- Interactive map of Sherwood Glen
- Coordinates: 37°45′03″N 97°22′14″W﻿ / ﻿37.75083°N 97.37056°W
- Country: United States
- State: Kansas
- County: Sedgwick
- City: Wichita
- Elevation: 1,322 ft (403 m)

Population (2016)
- • Total: 1,375
- ZIP code: 67204
- Area code: 316

= Sherwood Glen, Wichita, Kansas =

Sherwood Glen is a residential neighborhood in Wichita, Kansas, United States. It lies on the west bank of the Little Arkansas River in the northwestern part of the city.

==Geography==
Sherwood Glen is located at (37.750833, -97.370556) at an elevation of 1322 ft.

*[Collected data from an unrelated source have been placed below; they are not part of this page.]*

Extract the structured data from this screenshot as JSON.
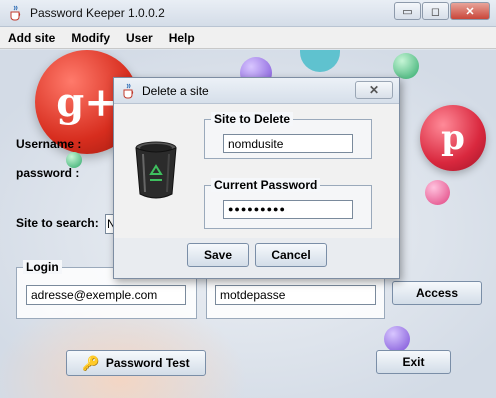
{
  "window": {
    "title": "Password Keeper 1.0.0.2",
    "min_glyph": "▭",
    "max_glyph": "◻",
    "close_glyph": "✕"
  },
  "menu": [
    "Add site",
    "Modify",
    "User",
    "Help"
  ],
  "background": {
    "gplus_text": "g+",
    "pinterest_text": "p"
  },
  "form": {
    "username_label": "Username :",
    "password_label": "password :",
    "site_search_label": "Site to search:",
    "site_search_value": "N",
    "login_group_title": "Login",
    "login_value": "adresse@exemple.com",
    "password_value": "motdepasse",
    "access_button": "Access",
    "password_test_button": "Password Test",
    "exit_button": "Exit"
  },
  "dialog": {
    "title": "Delete a site",
    "close_glyph": "✕",
    "site_group_title": "Site to Delete",
    "site_value": "nomdusite",
    "password_group_title": "Current Password",
    "password_value": "●●●●●●●●●",
    "save_button": "Save",
    "cancel_button": "Cancel"
  },
  "colors": {
    "gplus": "#d72d1e",
    "pinterest": "#d9283e",
    "accent_border": "#7a8ea7"
  },
  "icons": [
    "java-cup-icon",
    "trash-bin-icon",
    "recycle-icon",
    "key-icon",
    "close-icon",
    "minimize-icon",
    "maximize-icon"
  ]
}
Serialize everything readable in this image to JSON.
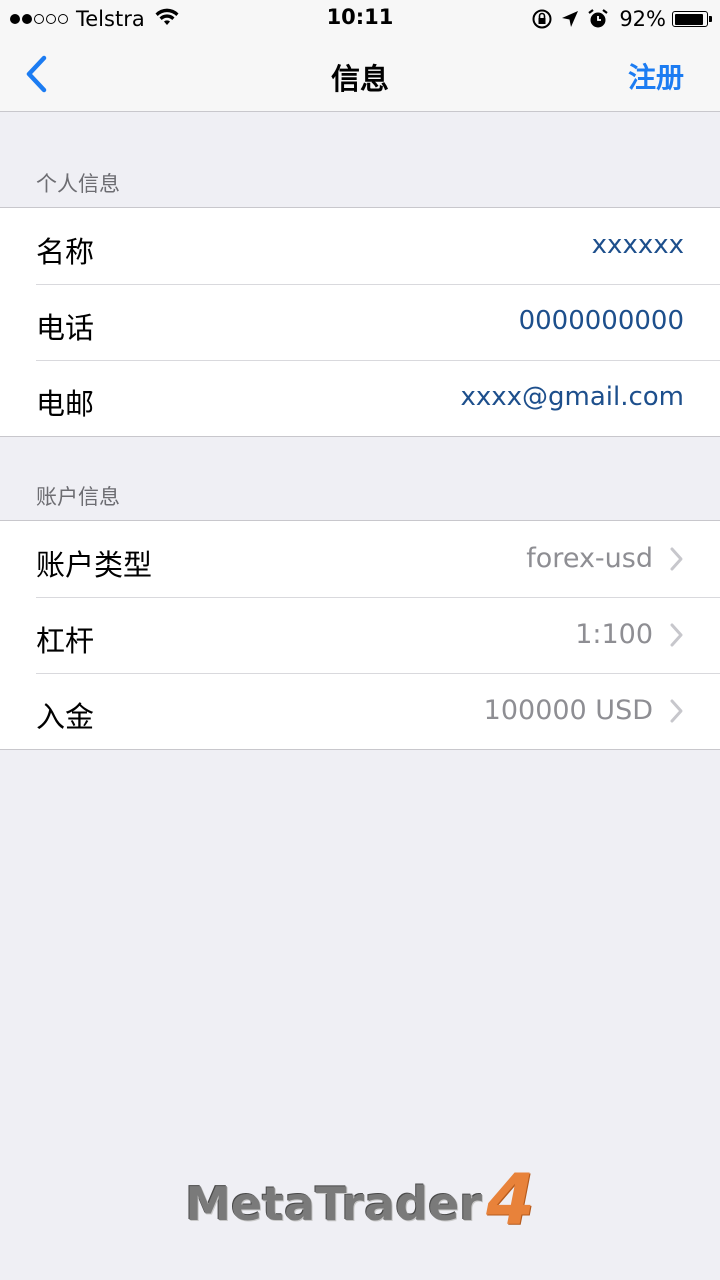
{
  "status_bar": {
    "carrier": "Telstra",
    "time": "10:11",
    "battery_percent": "92%",
    "battery_level": 0.92,
    "signal_bars_filled": 2,
    "signal_bars_total": 5
  },
  "nav": {
    "title": "信息",
    "action_label": "注册",
    "back_icon": "chevron-left-icon",
    "accent_color": "#1c7cf2"
  },
  "personal": {
    "header": "个人信息",
    "rows": [
      {
        "label": "名称",
        "value": "xxxxxx"
      },
      {
        "label": "电话",
        "value": "0000000000"
      },
      {
        "label": "电邮",
        "value": "xxxx@gmail.com"
      }
    ]
  },
  "account": {
    "header": "账户信息",
    "rows": [
      {
        "label": "账户类型",
        "value": "forex-usd"
      },
      {
        "label": "杠杆",
        "value": "1:100"
      },
      {
        "label": "入金",
        "value": "100000 USD"
      }
    ]
  },
  "logo": {
    "text": "MetaTrader",
    "number": "4"
  }
}
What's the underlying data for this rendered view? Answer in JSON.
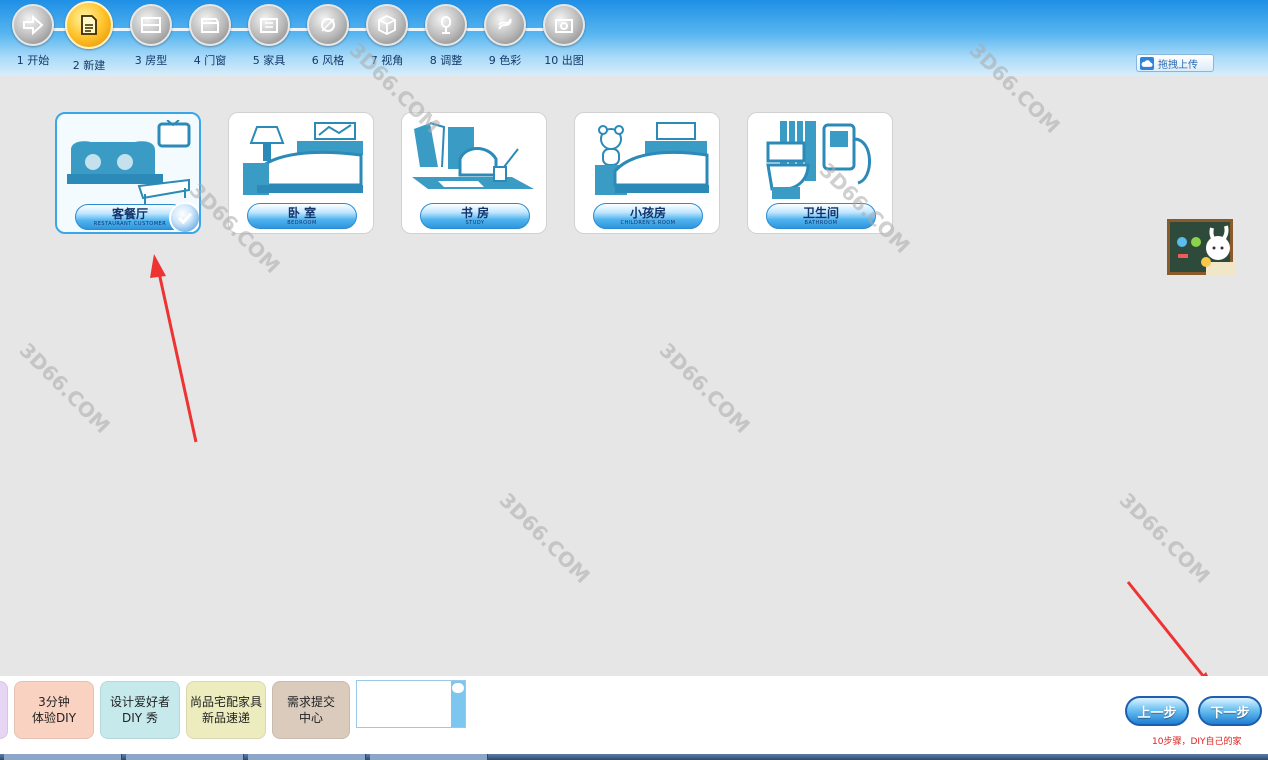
{
  "steps": [
    {
      "label": "1 开始",
      "icon": "arrow-right-icon"
    },
    {
      "label": "2 新建",
      "icon": "new-document-icon",
      "active": true
    },
    {
      "label": "3 房型",
      "icon": "floorplan-icon"
    },
    {
      "label": "4 门窗",
      "icon": "window-icon"
    },
    {
      "label": "5 家具",
      "icon": "furniture-icon"
    },
    {
      "label": "6 风格",
      "icon": "style-icon"
    },
    {
      "label": "7 视角",
      "icon": "cube-icon"
    },
    {
      "label": "8 调整",
      "icon": "adjust-icon"
    },
    {
      "label": "9 色彩",
      "icon": "color-icon"
    },
    {
      "label": "10 出图",
      "icon": "camera-icon"
    }
  ],
  "upload": {
    "label": "拖拽上传"
  },
  "rooms": [
    {
      "cn": "客餐厅",
      "en": "RESTAURANT CUSTOMER",
      "selected": true
    },
    {
      "cn": "卧 室",
      "en": "BEDROOM"
    },
    {
      "cn": "书 房",
      "en": "STUDY"
    },
    {
      "cn": "小孩房",
      "en": "CHILDREN'S ROOM"
    },
    {
      "cn": "卫生间",
      "en": "BATHROOM"
    }
  ],
  "bottom": {
    "features": [
      {
        "label": "3分钟\n体验DIY",
        "color": "#f9d2c2"
      },
      {
        "label": "设计爱好者\nDIY 秀",
        "color": "#c6e9ec"
      },
      {
        "label": "尚品宅配家具\n新品速递",
        "color": "#ececbe"
      },
      {
        "label": "需求提交\n中心",
        "color": "#dacbbd"
      }
    ],
    "prev": "上一步",
    "next": "下一步",
    "tip": "10步骤，DIY自己的家"
  },
  "watermark": "3D66.COM",
  "colors": {
    "accent": "#2f96dc",
    "arrow": "#ee3333"
  }
}
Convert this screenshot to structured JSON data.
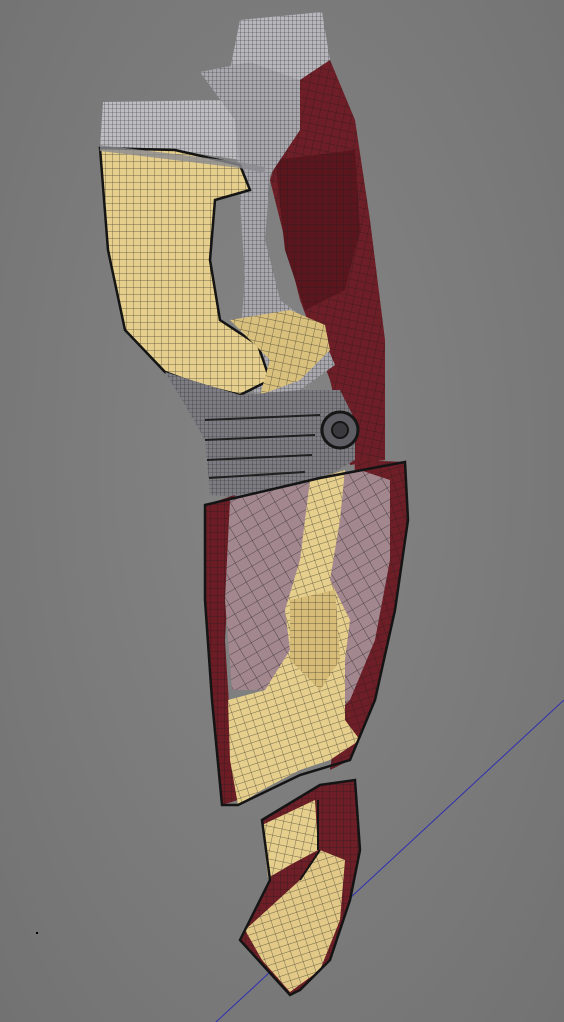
{
  "viewport": {
    "background": "#7a7a7a",
    "model_type": "wireframe-mesh",
    "subject": "armored-leg",
    "colors": {
      "gold": "#e6cf8c",
      "gold_dark": "#c9ae69",
      "red": "#6e1e26",
      "red_dark": "#4e1418",
      "silver": "#b7b7bd",
      "mauve": "#a3878f",
      "wire": "#1c1c1c",
      "axis": "#2f2fb0"
    }
  }
}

It consists of the area between Interstate 235 to the north and west, Seneca Street to the east, the Little Arkansas River to the southeast, and the MS Mitch Mitchell Floodway (known locally as “The Big Ditch”) to the south. The Pleasant Valley neighborhood lies across the Floodway to the south.

==Government==
For the purposes of representation on the Wichita City Council, Sherwood Glen is in Council District 6.

For the purposes of representation in the Kansas Legislature, the neighborhood is in the 29th district of the Kansas Senate and the 91st district of the Kansas House of Representatives.

==Transportation==
Womer Street, which runs north to south, is the main road through Sherwood Glen. 37th Street, which runs east to west, is the primary east to west route. The Interstate 235 freeway runs along the west and north sides of the neighborhood. It is accessible via an interchange at Womer.